Wichtig ist diesen Linken auch, daß Frauen mit akademischen Grad erstens "Magistra" und nicht "Magister" heissen und zweitens nicht an eine gläserne Decke stoßen. Egal ist, was die Putzfrau, die das Büro der Generaldirektorin reinigt, verdient, genauso wie ob deren Tochter jemals die Chance auf einen Magistra-Titel hat, weil sie eben aus einer proletarischen Familie stammt die, ja eben, meist migrantisch ist. Interessant wird diese Tochter erst, wenn sie es doch auf eine Uni schafft und dann vielleicht auch noch feststellt, "divers" zu sein. Dann ist es ganz wichtig, daß ihr Abschluß auch "Mag.x" heissen kann. Aber eben: Daß sie eine Chance bekommt, überhaupt zu inskribieren, ist da weniger wichtig. (Nebenbei: Gibt eh bald nur mehr "Master", jetzt sagts mir aber nicht, die weibliche Form sei "Mistress"!)

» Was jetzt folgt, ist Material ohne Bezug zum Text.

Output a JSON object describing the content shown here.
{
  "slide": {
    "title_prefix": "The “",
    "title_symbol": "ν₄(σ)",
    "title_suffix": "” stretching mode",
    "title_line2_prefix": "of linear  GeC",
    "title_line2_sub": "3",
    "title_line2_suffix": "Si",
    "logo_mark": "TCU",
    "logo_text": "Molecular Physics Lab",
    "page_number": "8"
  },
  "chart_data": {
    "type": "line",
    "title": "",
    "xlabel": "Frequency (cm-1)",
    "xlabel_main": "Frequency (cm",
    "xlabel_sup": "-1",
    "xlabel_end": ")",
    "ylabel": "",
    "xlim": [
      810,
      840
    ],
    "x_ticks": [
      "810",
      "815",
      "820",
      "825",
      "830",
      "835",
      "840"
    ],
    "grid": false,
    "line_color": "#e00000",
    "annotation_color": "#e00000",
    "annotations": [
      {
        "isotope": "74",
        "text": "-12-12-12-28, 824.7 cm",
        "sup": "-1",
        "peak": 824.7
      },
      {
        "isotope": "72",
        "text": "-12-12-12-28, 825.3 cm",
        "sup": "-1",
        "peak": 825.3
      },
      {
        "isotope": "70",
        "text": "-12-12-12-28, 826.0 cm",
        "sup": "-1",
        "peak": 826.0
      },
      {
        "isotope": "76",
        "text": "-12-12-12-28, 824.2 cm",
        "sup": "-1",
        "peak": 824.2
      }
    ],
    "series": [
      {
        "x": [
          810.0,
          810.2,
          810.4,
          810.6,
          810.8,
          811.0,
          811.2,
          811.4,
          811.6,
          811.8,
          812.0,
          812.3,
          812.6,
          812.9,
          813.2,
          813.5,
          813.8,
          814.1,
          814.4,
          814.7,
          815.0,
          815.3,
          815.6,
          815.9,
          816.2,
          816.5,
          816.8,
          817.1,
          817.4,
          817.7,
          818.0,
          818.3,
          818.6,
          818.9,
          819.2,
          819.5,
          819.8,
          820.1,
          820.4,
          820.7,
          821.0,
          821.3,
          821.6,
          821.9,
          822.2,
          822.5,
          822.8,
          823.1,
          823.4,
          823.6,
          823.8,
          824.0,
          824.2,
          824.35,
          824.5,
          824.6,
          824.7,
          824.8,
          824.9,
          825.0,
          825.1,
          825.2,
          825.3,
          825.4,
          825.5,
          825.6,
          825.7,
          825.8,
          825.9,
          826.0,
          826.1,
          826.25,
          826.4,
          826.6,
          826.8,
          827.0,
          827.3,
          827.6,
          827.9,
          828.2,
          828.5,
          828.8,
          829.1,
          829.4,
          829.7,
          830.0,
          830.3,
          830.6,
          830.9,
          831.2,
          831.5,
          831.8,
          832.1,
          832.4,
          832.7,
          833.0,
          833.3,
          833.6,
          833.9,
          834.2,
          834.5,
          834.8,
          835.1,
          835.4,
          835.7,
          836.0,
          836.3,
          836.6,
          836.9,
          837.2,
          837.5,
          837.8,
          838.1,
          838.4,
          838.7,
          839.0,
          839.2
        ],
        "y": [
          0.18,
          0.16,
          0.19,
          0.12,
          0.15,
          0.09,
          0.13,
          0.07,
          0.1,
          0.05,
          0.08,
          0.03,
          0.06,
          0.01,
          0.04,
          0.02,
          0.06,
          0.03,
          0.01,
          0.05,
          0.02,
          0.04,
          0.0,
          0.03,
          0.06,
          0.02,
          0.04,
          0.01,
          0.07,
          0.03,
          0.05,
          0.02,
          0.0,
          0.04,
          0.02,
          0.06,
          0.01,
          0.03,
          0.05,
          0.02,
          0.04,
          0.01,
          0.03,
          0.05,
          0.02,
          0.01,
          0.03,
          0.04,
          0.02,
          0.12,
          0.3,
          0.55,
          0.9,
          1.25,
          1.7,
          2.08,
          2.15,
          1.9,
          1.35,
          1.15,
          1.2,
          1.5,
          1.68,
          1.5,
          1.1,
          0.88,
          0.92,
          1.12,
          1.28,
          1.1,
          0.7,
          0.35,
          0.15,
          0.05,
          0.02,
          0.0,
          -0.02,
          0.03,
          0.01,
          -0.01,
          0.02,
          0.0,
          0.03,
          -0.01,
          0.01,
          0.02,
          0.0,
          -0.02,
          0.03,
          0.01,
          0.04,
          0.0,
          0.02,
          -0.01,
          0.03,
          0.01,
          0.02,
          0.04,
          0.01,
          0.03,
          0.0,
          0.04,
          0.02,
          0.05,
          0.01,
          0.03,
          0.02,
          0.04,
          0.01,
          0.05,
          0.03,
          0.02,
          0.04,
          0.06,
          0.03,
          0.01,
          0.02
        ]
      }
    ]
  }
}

Sollte es sich allerdings nicht um eine migrantische Tochter handeln, sondern um einen männlichen Ururenkel eines "Ziaglbehms", dessen Familie es bislang nie aus dem Proletariat herausgeschafft hat, dann ist der für die Bobos noch um einen Zacken mehr wurscht. Weil das ist dann sowieso ein Nazi, weil er nicht gendert, wenn er sich mal trauen sollte, die Goschen aufzumachen.
Der hat dann überhaupt keine Chance; selbst wenn er versucht, nett zu sein, begeht er wahrscheinlich gleich Mikroaggressionen, weil er jemandem aus dieser Bobo-Blase einen Tschick anbietet oder zu einer Grillparty mit -- horribile dictu -- totem Tier einlädt, das dann wahrscheinlich nicht mal "bio" ist. Da nutzt es ihm auch gar nichts, wenn er vielleicht doch migrantisch ist. Wenn er nicht Pi-Si ist, kann er scheißen gehen.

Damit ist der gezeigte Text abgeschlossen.